Arrow Energy announced that on December 31, 2007, it completed a non-brokered private placement of common shares that consisted of 1,250,000 common shares issued on a flow-through basis (the "Common Shares") for income tax purposes at $0.40 per share (the "Placement"). The gross proceeds of $500,000 are intended to be used to finance exploration and development activities and for general corporate purposes.
Arrow is required to incur qualifying expenditures totaling $500,000 by December 31, 2008 and has renounced this amount of Canadian Exploration Expenses ("CEE") to subscribers effective December 31, 2007. The securities issued will be subject to a four-month hold period from the date of closing. Following completion of this placement, Arrow has 28,483,727 common shares outstanding.

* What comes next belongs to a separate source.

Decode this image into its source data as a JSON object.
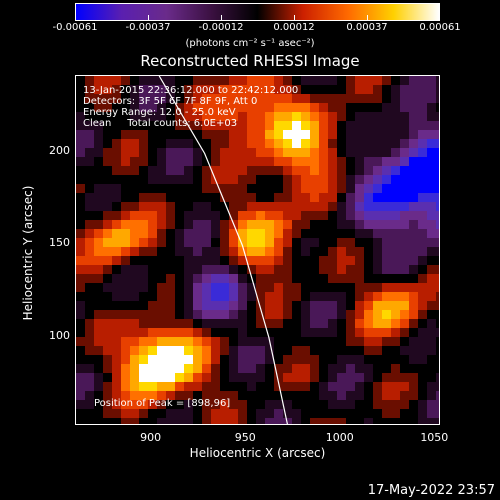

In conjunction with the Placement, Arrow paid a finder's fee in the amount of $20,000 to Northern Securities Inc. Pursuant to Policy 5.9 of the Exchange and Ontario Securities Commission Rule 61-501 ("Rule 61-501"), the Placement may be classified as a related-party transaction as a member of the Company's board of directors (the "Related Party") subscribed for Common Shares. Arrow has determined, however, that certain exemptions from the formal valuation and minority shareholder approval requirements under Rule 61-501 are applicable.